Die Liberalisierung des Fernbusmarktes war damals nur ein politischer Halbsatz – heute ist daraus ein international tätiges Unternehmen mit mehr als 2 Mrd. US-$ Jahresumsatz und rund 5.500 Mitarbeiter:innen geworden. Flix operiert mittlerweile in 45 Ländern und befördert jährlich zwischen 80 und 90 Mio. Menschen.
Im Gespräch mit dem OMR Podcast spricht Co-Gründer Jochen Engert über die kommenden Schritte. Der Blick richtet sich auf drei Schwerpunkte: den Zugverkehr in Europa, den Ausbau in Indien und das US-Geschäft. Jeder dieser Märkte bringt eigene Herausforderungen und Potenziale mit.

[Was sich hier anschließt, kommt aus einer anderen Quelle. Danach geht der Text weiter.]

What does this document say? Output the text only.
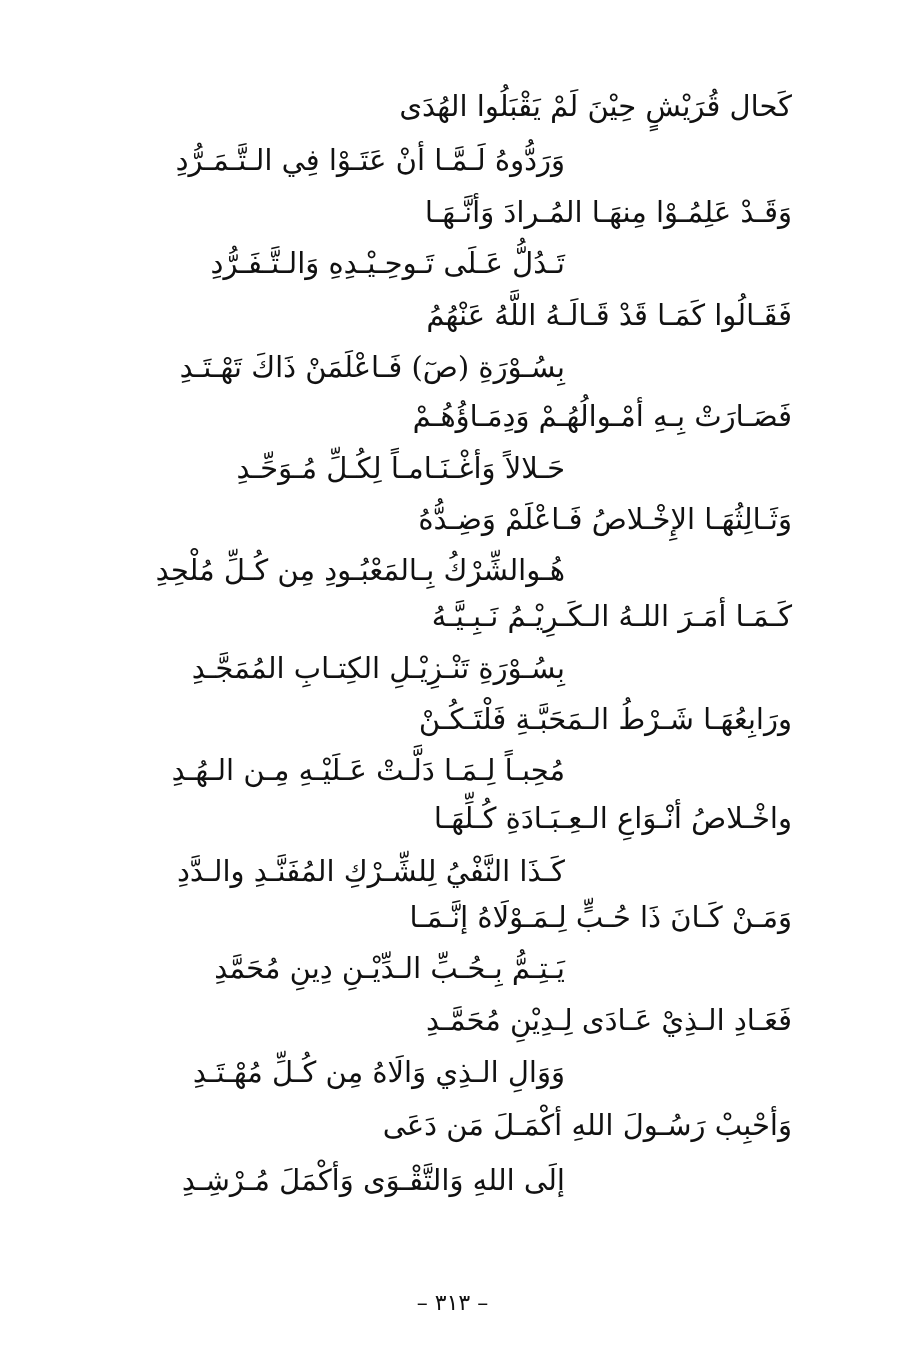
كَحال قُرَيْشٍ حِيْنَ لَمْ يَقْبَلُوا الهُدَى
وَرَدُّوهُ لَـمَّـا أنْ عَتَـوْا فِي الـتَّـمَـرُّدِ
وَقَـدْ عَلِمُـوْا مِنهَـا المُـرادَ وَأنَّـهَـا
تَـدُلُّ عَـلَى تَـوحِـيْـدِهِ وَالـتَّـفَـرُّدِ
فَقَـالُوا كَمَـا قَدْ قَـالَـهُ اللَّهُ عَنْهُمُ
بِسُـوْرَةِ (صٓ) فَـاعْلَمَنْ ذَاكَ تَهْـتَـدِ
فَصَـارَتْ بِـهِ أمْـوالُهُـمْ وَدِمَـاؤُهُـمْ
حَـلالاً وَأغْـنَـامـاً لِكُـلِّ مُـوَحِّـدِ
وَثَـالِثُهَـا الإِخْـلاصُ فَـاعْلَمْ وَضِـدُّهُ
هُـوالشِّرْكُ بِـالمَعْبُـودِ مِن كُـلِّ مُلْحِدِ
كَـمَـا أمَـرَ اللـهُ الـكَـرِيْـمُ نَـبِـيَّـهُ
بِسُـوْرَةِ تَنْـزِيْـلِ الكِتـابِ المُمَجَّـدِ
ورَابِعُهَـا شَـرْطُ الـمَحَبَّـةِ فَلْتَـكُـنْ
مُحِبـاً لِـمَـا دَلَّـتْ عَـلَيْـهِ مِـن الـهُـدِ
واخْـلاصُ أنْـوَاعِ الـعِـبَـادَةِ كُـلِّهَـا
كَـذَا النَّفْيُ لِلشِّـرْكِ المُفَنَّـدِ والـدَّدِ
وَمَـنْ كَـانَ ذَا حُـبٍّ لِـمَـوْلَاهُ إنَّـمَـا
يَـتِـمُّ بِـحُـبِّ الـدِّيْـنِ دِينِ مُحَمَّدِ
فَعَـادِ الـذِيْ عَـادَى لِـدِيْنِ مُحَمَّـدِ
وَوَالِ الـذِي وَالَاهُ مِن كُـلِّ مُهْـتَـدِ
وَأحْبِبْ رَسُـولَ اللهِ أكْمَـلَ مَن دَعَى
إلَى اللهِ وَالتَّقْـوَى وَأكْمَلَ مُـرْشِـدِ
– ٣١٣ –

USA: Größter Markt trotz politischer Unsicherheiten
Mit der Übernahme von Greyhound 2021 ist Flix in den USA zum größten Fernbusanbieter geworden. Der US-Markt ist inzwischen der wichtigste für das Unternehmen. Engert beschreibt die wirtschaftlichen Bedingungen dort als robust – selbst in Rezessionsphasen wachse die Nachfrage nach günstigeren Verkehrsangeboten. Die Preissensibilität vieler Konsument:innen wirke sich positiv auf die Auslastung aus. Anders ist die politische Lage zu bewerten: Flix beobachtet die Entwicklungen rund um demokratische Institutionen und Wettbewerbssysteme mit Sorge. Mögliche regulatorische Eingriffe oder ein Rückbau liberalisierter Märkte wären ein Risiko für das Geschäftsmodell.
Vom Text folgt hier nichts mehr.